Posts Tagged ‘language’
I saw a TV commercial this morning for Lord & Taylor. I was so struck by the campaign line, “OH MY LORD & TAYLOR”, I couldn’t decide which angle to take for this blog. I did a little research and found a few Web links referring to the campaign, showing behind-the-scenes filming of the campaign, etc. If I hadn’t HEARD the TV spot, the entire thing would have passed by without notice and I would not be writing about it now.
But in the TV spot, unlike the references I’ve seen online where there is no punctuation, a critical pause was inserted into the narration. And instead of ending the spot with “Oh my, Lord and Taylor”, the woman breathlessly exclaimed “Oh my Lord, and Taylor.” Wow. by moving the comma back by just one word, they entirely changed the meaning and the brand. With one pause, they changed the campaign, invoked the Son of God and messed with the company brand. The Lord & Taylor name is so well known, they won’t be harmed by the interpretation, but I would love to know how this decision was made. Did they agonize over it in the boardroom debating the merits and dangers of this interpretation of the phrase, or did the art director just like the way it sounded while editing, without giving full consideration to what he was doing?

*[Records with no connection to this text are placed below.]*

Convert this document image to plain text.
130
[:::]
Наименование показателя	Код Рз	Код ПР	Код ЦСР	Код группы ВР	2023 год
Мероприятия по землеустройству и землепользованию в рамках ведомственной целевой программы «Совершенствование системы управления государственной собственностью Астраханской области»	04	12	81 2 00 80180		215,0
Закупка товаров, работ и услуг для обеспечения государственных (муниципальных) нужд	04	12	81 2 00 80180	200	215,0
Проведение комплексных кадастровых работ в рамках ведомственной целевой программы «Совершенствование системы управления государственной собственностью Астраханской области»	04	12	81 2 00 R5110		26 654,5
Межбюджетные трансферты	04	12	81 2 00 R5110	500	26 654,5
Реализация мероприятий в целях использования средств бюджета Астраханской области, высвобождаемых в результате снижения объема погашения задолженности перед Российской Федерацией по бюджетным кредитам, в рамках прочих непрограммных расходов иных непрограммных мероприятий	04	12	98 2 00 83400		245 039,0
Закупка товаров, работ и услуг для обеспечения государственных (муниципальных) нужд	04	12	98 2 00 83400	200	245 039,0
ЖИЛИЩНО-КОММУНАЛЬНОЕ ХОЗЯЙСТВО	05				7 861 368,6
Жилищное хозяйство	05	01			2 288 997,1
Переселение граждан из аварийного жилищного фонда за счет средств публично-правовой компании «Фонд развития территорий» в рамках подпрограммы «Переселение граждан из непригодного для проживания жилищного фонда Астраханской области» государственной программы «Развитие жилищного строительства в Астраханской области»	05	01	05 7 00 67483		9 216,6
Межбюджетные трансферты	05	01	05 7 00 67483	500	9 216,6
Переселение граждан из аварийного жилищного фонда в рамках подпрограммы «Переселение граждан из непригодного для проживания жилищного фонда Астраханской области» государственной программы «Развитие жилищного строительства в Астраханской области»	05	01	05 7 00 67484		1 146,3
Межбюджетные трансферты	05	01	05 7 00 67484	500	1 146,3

Maybe it’s just me, I am a brand geek after all.
The English language is broken. I’ve been planning to blog on this topic for some time and as I was working on my next article for Designochology, I ran into it again.
Nearly every positioning assignment I work on presents challenges because of the misuse, or overuse of a particular word or phrase within the client’s market. It seems when it comes to marketing and advertising, the dictionary definition of a term is not good enough. We need to create our own definitions.
A couple quick examples:
Integration. For some companies, integration is an important issue. Whether it’s integrating various hardware platforms, service offerings or applications, it’s important for many companies that they provide an integrated solution. The problem comes when you research the marketplace and find that every company in that space that claims to provide an integrated solution has applied their own definition, one that coincidentally matches their own particular set of offerings. That’s fine, but it means that companies in that space cannot use integration to differentiate themselves. The term has been rendered meaningless.
Automatic. Another word that has been lost is “automatic”. My client may have the only truly automatic solution, but they can’t say that because for years, companies within that market have used the term, and every possible variation of the term, to define their own products. There are automatic, semi-automatic, highly automatic and really, really automatic solutions. So, even though my client’s product really is the first fully automatic solution, the word has lost its value.
Branding. And we’ve done it to ourselves too. The term “branding” probably has more unique definitions than another other word in the English language. Everybody does it and everybody has created their own definition. For the record, here’s mine. A brand is the collective perception of a company and/or product which is created as a result of every interaction that an individual has with that product and/or company.
Push/Pull Marketing. This is the one that just sent me over the edge. The article I’m writing is on Social Media, and how it fits into a company’s marketing plan. And just to be accurate, I thought I would look up the true definition of Push and Pull Marketing. So, with the help of Google, in no time I had 577,000 search results to choose from for a definition. I tried the first 10 and found 10 completely unique definitions. It’s going to take me a while to sort through the other 576,990 sites.